Ben From Switzerland, joined Aug 1999, 1391 posts, RR: 50
Reply 13, posted (10 years 12 months 1 day ago) and read 4983 times:
It is not possible to understand these things with an American-centric view.
The world doesn't work like the USA. You really need to go to these places and see the conditions which they are operated in and what they are expected to perform. Then you would understand that 5 (or 48) is really a small number.
ILyushin 76 is an old plane that is not being "properly maintained".
Wow.. you can group more than 1000 aircraft in 20+ countries into such a neat sterotype?
Some are just a year or 2 old... some are more than 20. Some are well maintained, some are not.
It's like me saying that because a 727 crashed in deepest darkest Africa (which they do regularly), that a 727 operated by United Airlines in the USA is automatically unsafe too. After all, Boeings are regularly falling out of the sky, aren't they? Maybe one a month somewhere in the world?
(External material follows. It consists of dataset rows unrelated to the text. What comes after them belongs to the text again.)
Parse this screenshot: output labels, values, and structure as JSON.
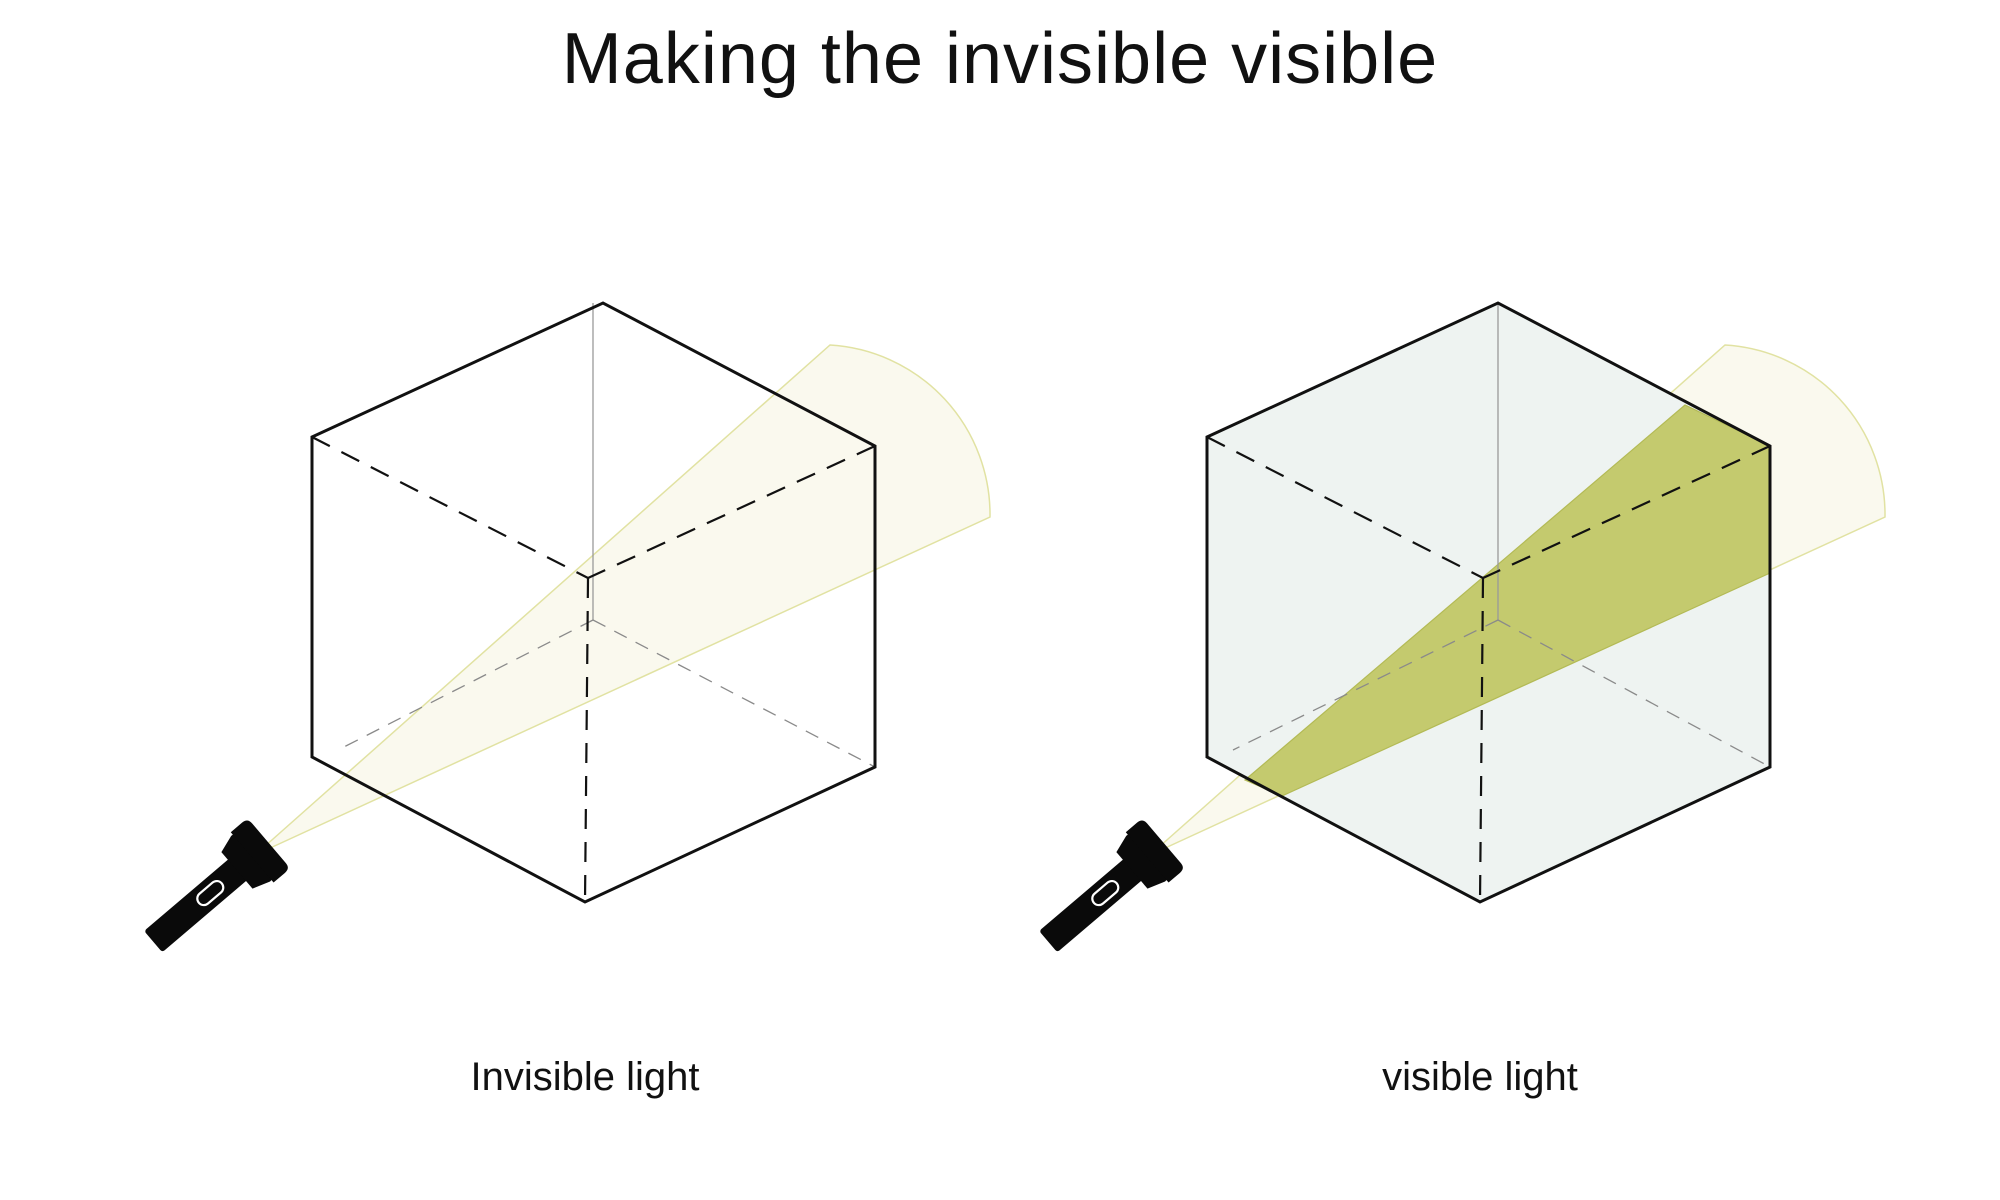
{
  "title": "Making the invisible visible",
  "panels": [
    {
      "caption": "Invisible light",
      "state": "invisible"
    },
    {
      "caption": "visible light",
      "state": "visible"
    }
  ],
  "colors": {
    "line": "#111111",
    "beam_faint": "#faf9ee",
    "beam_outline": "#e1e2a2",
    "beam_visible": "#c4ca6e",
    "cube_fill": "#eef3f1",
    "flashlight": "#0a0a0a"
  }
}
Tcfc424 From United States of America, joined Nov 2003, 518 posts, RR: 2
Reply 15, posted (10 years 12 months 23 hours ago) and read 4846 times:
While I agree with everyone about the fact that the IL-76 is being mistakenly construed in a bad light, I would like to address the issue regarding the Cessna 172's that I saw above. Old age was listed as a reason for the high number of crashes, however no one happened to point out that it is a very widely used pilot training aircraft and therefore has a huge number of pilot error crashes...
Russophile From , joined Dec 1969, posts, RR:
Reply 18, posted (10 years 12 months 19 hours ago) and read 4511 times:
Geez. I was simply making an observation that it seems like a lot of Russian built aircraft are falling out of the skies lately.
Like I replied to someone else on another thread -- 1 Yak-40 and 1 Il-76 since the beginning of this year.
How many Boeings, Airbuses, etc have crashed since then?
There is a general underlying hatred and distrust of all things Soviet in these forums -- we don't see threads every day on "Is the DC-10 a deathtrap" -- "Is the A320 a deathtrap" -- "Is the 737 a deathtrap" -- well actually, to some extent there are these threads, but they generally are backed up with some facts -- but when discussing Russian aviation it is simply enough to say the word "Russian" or "Soviet" and it is automatically assumed they are unsafe.